The decompose_sshkey
method is necessary because of the format that
puppet/hiera wants the SSH key in. A typical SSH key is formatted as follows:
<encryption_type> <public_key> <idenitifier>
where the <encryption_type>
is the type of SSH key, i.e. ssh-rsa,
<public_key>
is the actual key portion of an SSH key, and <idenitifier>
is
an optional identifier that is usually <username>@<network_hostname>
of the
machine the key pair was generated on.
Puppet/hiera wants the key in this JSON object:
{
"<identifier>":
{
"type": <encryption_type> # Encryption type, i.e. ssh-rsa, ssh-dsa
"key": <public_key> # Key part
}
}
This requires to split the key according to the spaces it in. Unfortunately, not all keys have the identifier. In those cases it is replaced with the user's email address. This will not affect operations. There is a question though about overriding SSH keys.
Future Plans¶
Work flow Improvements¶
There are three slow processes in the current work flow:
- Getting the group summary
- Getting the user summary
- Getting the user group memberships
The first processes are slow because we have to query the Globus Groups database separately each piece of the group information: group profile, number of members, and group members, respectively. In addition, queries on the Globus side slow down as the group tree grows in size and as we add more groups the more queries we have to perform. Getting the user summary is a similarly expensive process because we have to query Globus for every user twice, once to get their general information, and another to get their SSH key.

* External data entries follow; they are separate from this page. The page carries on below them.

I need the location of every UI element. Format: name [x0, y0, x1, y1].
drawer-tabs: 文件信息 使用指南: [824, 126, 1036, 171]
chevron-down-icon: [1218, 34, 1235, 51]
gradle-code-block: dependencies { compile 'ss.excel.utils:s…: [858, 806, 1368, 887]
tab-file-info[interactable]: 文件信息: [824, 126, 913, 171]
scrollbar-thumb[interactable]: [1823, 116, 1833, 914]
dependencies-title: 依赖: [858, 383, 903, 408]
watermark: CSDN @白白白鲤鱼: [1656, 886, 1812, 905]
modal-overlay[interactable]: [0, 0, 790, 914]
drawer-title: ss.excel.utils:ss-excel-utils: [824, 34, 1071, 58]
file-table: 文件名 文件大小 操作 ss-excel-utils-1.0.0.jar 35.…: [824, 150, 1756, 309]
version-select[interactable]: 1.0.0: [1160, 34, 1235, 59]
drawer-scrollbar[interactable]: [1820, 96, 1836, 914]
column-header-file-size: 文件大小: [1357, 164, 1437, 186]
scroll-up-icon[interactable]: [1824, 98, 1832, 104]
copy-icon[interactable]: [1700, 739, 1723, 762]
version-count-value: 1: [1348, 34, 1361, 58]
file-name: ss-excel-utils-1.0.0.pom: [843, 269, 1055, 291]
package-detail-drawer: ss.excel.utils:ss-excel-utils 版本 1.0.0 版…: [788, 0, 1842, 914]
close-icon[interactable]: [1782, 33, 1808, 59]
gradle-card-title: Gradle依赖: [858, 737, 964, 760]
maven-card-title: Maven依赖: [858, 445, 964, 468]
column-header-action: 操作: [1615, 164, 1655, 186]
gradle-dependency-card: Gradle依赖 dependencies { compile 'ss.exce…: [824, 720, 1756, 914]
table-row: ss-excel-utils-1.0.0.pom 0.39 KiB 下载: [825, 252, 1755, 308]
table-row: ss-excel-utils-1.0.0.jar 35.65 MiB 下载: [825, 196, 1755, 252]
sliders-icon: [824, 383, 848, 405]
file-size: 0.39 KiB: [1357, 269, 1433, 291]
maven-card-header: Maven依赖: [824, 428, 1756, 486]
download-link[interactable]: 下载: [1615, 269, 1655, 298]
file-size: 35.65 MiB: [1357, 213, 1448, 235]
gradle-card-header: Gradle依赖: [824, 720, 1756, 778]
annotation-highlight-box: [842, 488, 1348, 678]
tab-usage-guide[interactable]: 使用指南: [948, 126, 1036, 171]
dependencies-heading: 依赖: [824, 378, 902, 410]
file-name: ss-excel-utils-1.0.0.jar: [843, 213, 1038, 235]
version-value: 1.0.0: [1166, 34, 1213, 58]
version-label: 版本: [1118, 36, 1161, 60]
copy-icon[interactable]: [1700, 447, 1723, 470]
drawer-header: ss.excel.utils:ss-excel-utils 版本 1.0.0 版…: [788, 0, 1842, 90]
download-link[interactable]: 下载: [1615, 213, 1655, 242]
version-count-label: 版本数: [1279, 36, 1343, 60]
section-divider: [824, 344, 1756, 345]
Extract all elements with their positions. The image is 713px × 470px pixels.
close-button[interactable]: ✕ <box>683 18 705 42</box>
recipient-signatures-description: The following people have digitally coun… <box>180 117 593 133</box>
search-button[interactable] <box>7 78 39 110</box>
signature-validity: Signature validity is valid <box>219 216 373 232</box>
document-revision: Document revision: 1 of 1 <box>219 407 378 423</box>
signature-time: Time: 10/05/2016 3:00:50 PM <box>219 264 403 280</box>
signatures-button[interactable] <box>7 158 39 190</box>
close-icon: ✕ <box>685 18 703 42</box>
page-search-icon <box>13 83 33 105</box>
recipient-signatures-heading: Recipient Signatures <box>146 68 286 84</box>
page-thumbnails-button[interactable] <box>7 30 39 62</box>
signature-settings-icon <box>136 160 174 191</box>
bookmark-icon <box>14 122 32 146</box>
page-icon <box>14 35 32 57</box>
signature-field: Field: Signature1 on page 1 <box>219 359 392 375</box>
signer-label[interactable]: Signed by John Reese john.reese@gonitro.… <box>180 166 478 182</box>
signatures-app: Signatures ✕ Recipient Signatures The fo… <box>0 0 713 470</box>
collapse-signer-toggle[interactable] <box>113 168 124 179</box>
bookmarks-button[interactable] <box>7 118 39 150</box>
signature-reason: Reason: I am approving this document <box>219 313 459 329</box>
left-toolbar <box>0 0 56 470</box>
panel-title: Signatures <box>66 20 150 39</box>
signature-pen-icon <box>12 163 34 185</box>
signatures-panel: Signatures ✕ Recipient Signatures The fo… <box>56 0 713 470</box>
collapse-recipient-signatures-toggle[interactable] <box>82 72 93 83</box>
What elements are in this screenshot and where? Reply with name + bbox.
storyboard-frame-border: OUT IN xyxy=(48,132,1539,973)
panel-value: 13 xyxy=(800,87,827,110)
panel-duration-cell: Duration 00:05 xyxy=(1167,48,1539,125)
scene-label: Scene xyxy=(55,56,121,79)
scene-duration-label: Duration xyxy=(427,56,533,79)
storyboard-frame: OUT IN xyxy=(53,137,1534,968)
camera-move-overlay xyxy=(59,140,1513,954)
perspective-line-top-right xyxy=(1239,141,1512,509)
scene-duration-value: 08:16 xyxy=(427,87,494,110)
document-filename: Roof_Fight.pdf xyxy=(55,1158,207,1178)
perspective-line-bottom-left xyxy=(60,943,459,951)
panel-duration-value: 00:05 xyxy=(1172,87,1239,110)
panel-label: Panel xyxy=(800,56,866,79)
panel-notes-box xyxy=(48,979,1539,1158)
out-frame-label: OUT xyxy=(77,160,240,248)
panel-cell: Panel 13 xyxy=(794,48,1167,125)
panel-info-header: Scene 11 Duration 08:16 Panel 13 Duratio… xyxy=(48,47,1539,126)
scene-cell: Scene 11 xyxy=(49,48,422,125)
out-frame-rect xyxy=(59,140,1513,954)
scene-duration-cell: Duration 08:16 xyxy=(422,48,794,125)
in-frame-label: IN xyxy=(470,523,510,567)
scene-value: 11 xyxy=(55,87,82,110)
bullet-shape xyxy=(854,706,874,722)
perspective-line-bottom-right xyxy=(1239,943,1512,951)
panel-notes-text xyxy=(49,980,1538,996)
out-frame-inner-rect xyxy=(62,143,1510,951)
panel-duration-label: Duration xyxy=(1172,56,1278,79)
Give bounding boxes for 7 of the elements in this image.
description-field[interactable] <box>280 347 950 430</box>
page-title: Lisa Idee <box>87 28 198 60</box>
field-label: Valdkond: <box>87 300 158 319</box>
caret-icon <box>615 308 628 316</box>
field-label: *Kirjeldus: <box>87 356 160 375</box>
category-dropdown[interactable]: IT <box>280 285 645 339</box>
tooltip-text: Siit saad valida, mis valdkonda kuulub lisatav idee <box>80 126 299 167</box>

One of the main steps to improve the efficiency requires to change the website to use OAuth2. This would allow us to operate on a per-user basis rather than on a per-group basis. In an idealized work flow, a user would sign up on the website. This sign up process would trigger the ability to retrieve the users identity (including their SSH key)and their Globus OAuth tokens, see below for more details on Globus OAuth tokens. With the identity and Globus token in hand, we can then query Globus for just the new user's group memberships. The first query would happen be default at sign up, while the group membership query would come after they are approved. The second query may have to be repeated several time. This is not wasted effort though, since we are waiting for human intervention. Similarly, we could trigger a Globus query of a given user's profile once they login. This would make updating the user information on our end dependent on user actions rather than us having to repeatedly query Globus for their information. Given that we most likely will never have tokens for all users, we will need operate in a hybrid mode, where the new user's are handled solely through the tokens, while older users will have still have to be kept up to date through the above described work flow.
PUT
and PUSH
Methods for Globus Interface¶
To create groups in Globus Groups, we will need to implement PUSH
methods.
The NexusClient
already has these, but they are untested. I will need to
test them before I can sanction them. I also want to standardize all
information that is stored in Globus Groups for all the groups. Currently there
are several different formats.
Moving connect DB to a real DB¶
The data volume is not that large and the JSON file is sufficient to store all the information. Down the road, we might want split from Globus and at this point we need to retrieve all the data from Globus. Storing this data would need a database.
Multiple Connect Globus Apps¶
Branded websites in Globus are mapped one-to-one to a specific Globus App. To have different branded website for the various connect instances, we would need multiple Globus Apps. Tokens are app-specific, so for users that are members of multiple connect instances, for example CI Connect and OSG Connect, we will need to keep track of different refresh tokens and apps that they are associated with.